By far the most frequent cause of fish kills in farm ponds is low oxygen, which is the result of two separate phenomena in ponds. The first is simple oxygen depletion, which usually occurs July through September in the time of highest water temperature. Die-offs caused by low dissolved oxygen levels result from natural biological processes, and preventive measures are rarely effcient except for running an expensive aerator every night.
Following are factors that can contribute to low oxygen levels:
• Dense plankton blooms or dense stands of pond weeds.
• Several days of cloudy weather that reduce plant oxygen production.
• High temperatures, which decrease the solubility of oxygen in water and increase oxygen consumption by plants and animals.
• Sudden die-off of plants or algae, especially associated with herbicide use.
• Unusual weather patterns, such as storm fronts and heavy, cold rain.
• Overstocking fish, excessive fertilization, or high feeding rates.
• Input of organic matter, such as hay, straw, or cottonseed meal for turbidity or algae control, and materials such as animal manure or sewage.
Another condition, often called “pond turnover,” can occur after heavy cold rains in late spring to early fall when temperatures drop suddenly. During calm, hot days, the pond develops temperature layers called “stratification.”
The layer of water at the surface is exposed to the sun and warms quickly. This warm layer weighs less than the cool water below, so these layers do not mix.
Surface layers contain high levels of oxygen produced by the phytoplankton. The cooler bottom layers are cut off from the surface layers and their sources of oxygen, so oxygen levels drop over time because of normal biological processes.
In fact, these deep waters can actually develop an “oxygen demand,” which is like having negative oxygen levels. When a heavy, cold rain enters the pond, or when there are sustained high winds, it mixes the two layers of water. When this occurs, oxygen levels throughout the pond may drop too low for fish to survive.
A severe mixing event can kill nearly every fish larger than an inch or two in one night. It is not uncommon to find large dead fish on dry land in the watershed above the pond following a turnover. These fish swam up the incoming rain waters seeking oxygen. Adult fish die first, and intermediate-sized fish follow if the oxygen levels are too low or if low oxygen conditions continue for many days.
Usually, by the time you recognize there is an oxygen problem, it is too late to save your fish. But an early symptom of a low-dissolved oxygen level is fish at the surface of the pond at sunrise.

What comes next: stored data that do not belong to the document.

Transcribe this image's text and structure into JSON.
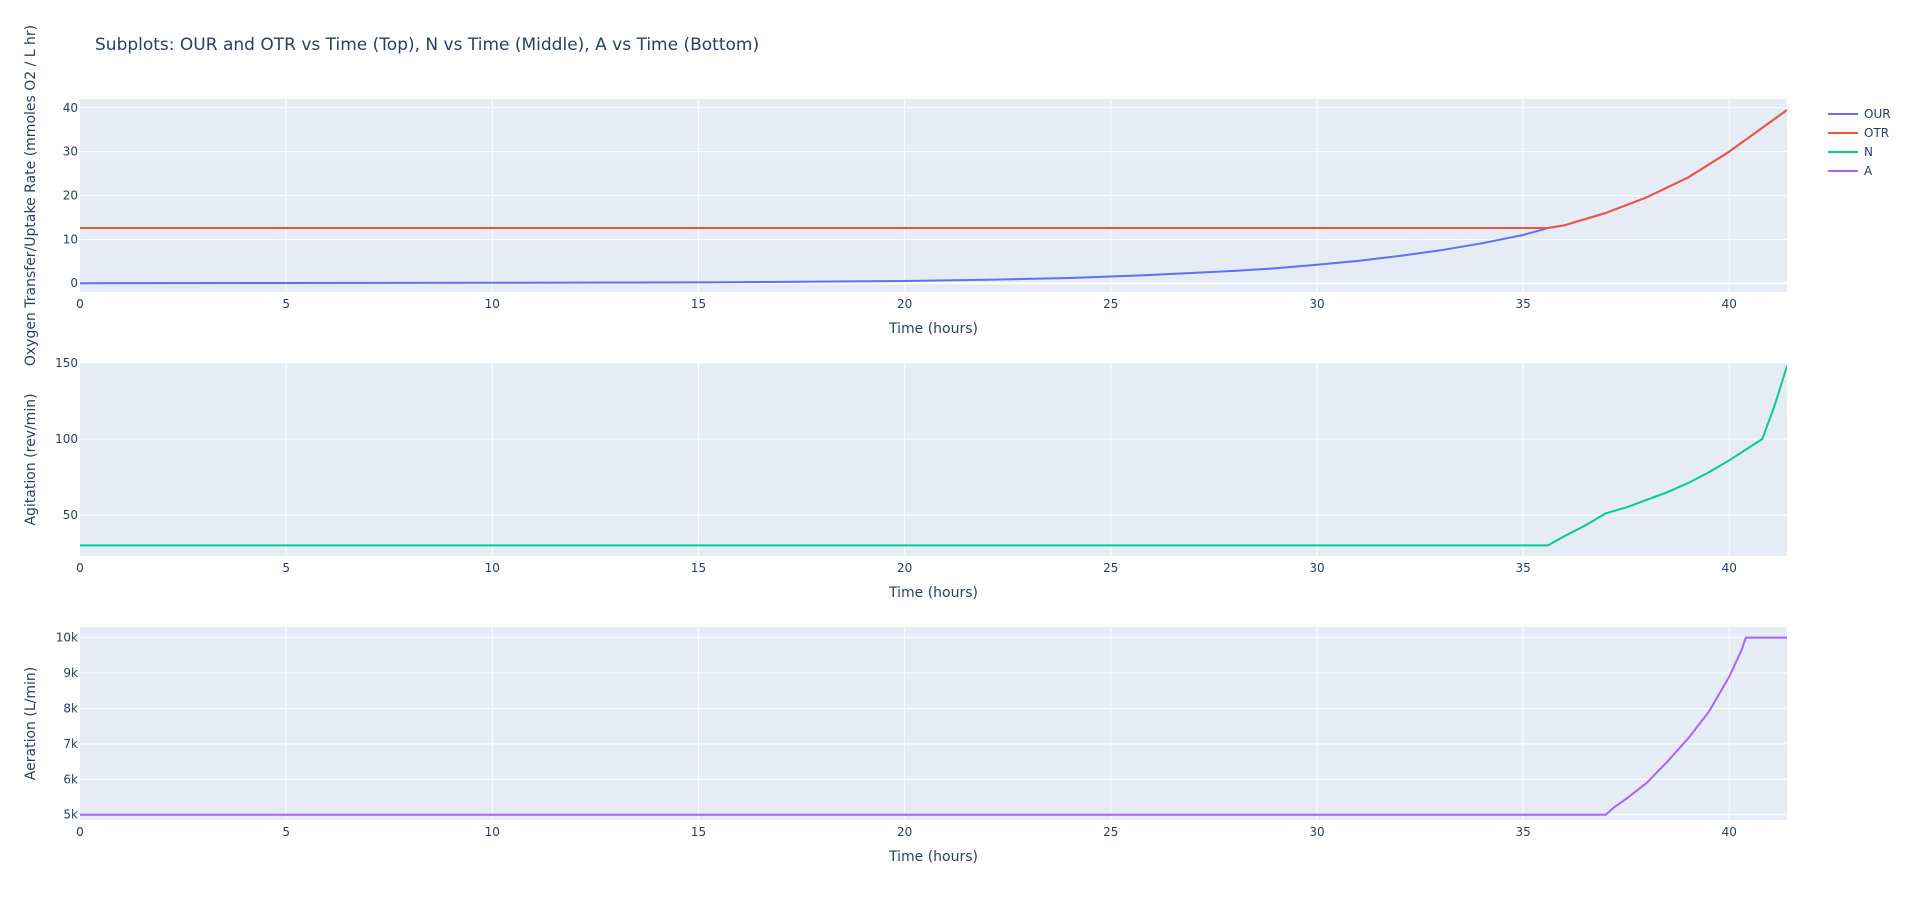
{
  "title": "Subplots: OUR and OTR vs Time (Top), N vs Time (Middle), A vs Time (Bottom)",
  "legend": [
    {
      "name": "OUR",
      "color": "#636efa"
    },
    {
      "name": "OTR",
      "color": "#EF553B"
    },
    {
      "name": "N",
      "color": "#00cc96"
    },
    {
      "name": "A",
      "color": "#ab63fa"
    }
  ],
  "chart_data": [
    {
      "type": "line",
      "title": "OUR and OTR vs Time",
      "xlabel": "Time (hours)",
      "ylabel": "Oxygen Transfer/Uptake Rate (mmoles O2 / L hr)",
      "xlim": [
        0,
        41.4
      ],
      "ylim": [
        -2,
        42
      ],
      "xticks": [
        "0",
        "5",
        "10",
        "15",
        "20",
        "25",
        "30",
        "35",
        "40"
      ],
      "yticks": [
        "0",
        "10",
        "20",
        "30",
        "40"
      ],
      "grid": true,
      "series": [
        {
          "name": "OUR",
          "color": "#636efa",
          "x": [
            0,
            5,
            10,
            15,
            20,
            22,
            24,
            26,
            28,
            29,
            30,
            31,
            32,
            33,
            34,
            35,
            35.6,
            36,
            37,
            38,
            39,
            40,
            41.4
          ],
          "y": [
            0,
            0.05,
            0.1,
            0.2,
            0.5,
            0.8,
            1.2,
            1.9,
            2.8,
            3.4,
            4.2,
            5.1,
            6.2,
            7.5,
            9.1,
            11.0,
            12.6,
            13.2,
            16.0,
            19.6,
            24.1,
            30.0,
            39.5
          ]
        },
        {
          "name": "OTR",
          "color": "#EF553B",
          "x": [
            0,
            5,
            10,
            15,
            20,
            25,
            30,
            35,
            35.6,
            36,
            37,
            38,
            39,
            40,
            41.4
          ],
          "y": [
            12.6,
            12.6,
            12.6,
            12.6,
            12.6,
            12.6,
            12.6,
            12.6,
            12.6,
            13.2,
            16.0,
            19.6,
            24.1,
            30.0,
            39.5
          ]
        }
      ]
    },
    {
      "type": "line",
      "title": "N vs Time",
      "xlabel": "Time (hours)",
      "ylabel": "Agitation (rev/min)",
      "xlim": [
        0,
        41.4
      ],
      "ylim": [
        23,
        150
      ],
      "xticks": [
        "0",
        "5",
        "10",
        "15",
        "20",
        "25",
        "30",
        "35",
        "40"
      ],
      "yticks": [
        "50",
        "100",
        "150"
      ],
      "grid": true,
      "series": [
        {
          "name": "N",
          "color": "#00cc96",
          "x": [
            0,
            5,
            10,
            15,
            20,
            25,
            30,
            35,
            35.6,
            36,
            36.5,
            37,
            37.5,
            38,
            38.5,
            39,
            39.5,
            40,
            40.4,
            40.8,
            41.1,
            41.4
          ],
          "y": [
            30,
            30,
            30,
            30,
            30,
            30,
            30,
            30,
            30,
            36,
            43,
            51,
            55,
            60,
            65,
            71,
            78,
            86,
            93,
            100,
            122,
            148
          ]
        }
      ]
    },
    {
      "type": "line",
      "title": "A vs Time",
      "xlabel": "Time (hours)",
      "ylabel": "Aeration (L/min)",
      "xlim": [
        0,
        41.4
      ],
      "ylim": [
        4850,
        10300
      ],
      "xticks": [
        "0",
        "5",
        "10",
        "15",
        "20",
        "25",
        "30",
        "35",
        "40"
      ],
      "yticks": [
        "5k",
        "6k",
        "7k",
        "8k",
        "9k",
        "10k"
      ],
      "grid": true,
      "series": [
        {
          "name": "A",
          "color": "#ab63fa",
          "x": [
            0,
            5,
            10,
            15,
            20,
            25,
            30,
            35,
            37,
            37.2,
            37.5,
            38,
            38.5,
            39,
            39.5,
            40,
            40.3,
            40.4,
            41.4
          ],
          "y": [
            5000,
            5000,
            5000,
            5000,
            5000,
            5000,
            5000,
            5000,
            5000,
            5200,
            5450,
            5900,
            6500,
            7150,
            7900,
            8900,
            9650,
            10000,
            10000
          ]
        }
      ]
    }
  ]
}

Fish appear to be “gasping for air.” If you discover the low oxygen event early enough, you may be able to save some fish by using emergency aeration. A powerhouse-type aerator works great, but most people don’t have access to aquaculture equipment. You can back a boat with an outboard motor halfway into the pond and tilt the motor at a 45-degree angle to the water surface. Run the motor at high speed to move a “rooster tail” of water into the air and across the pond. Any technique that mixes water and air can help provide an oxygen refuge for fish.
Following a severe fish kill, some fingerling fish usually survive, but overcrowding bream tends to follow. After a severe fish kill, contact a fisheries biologist to assess the status of your fish population.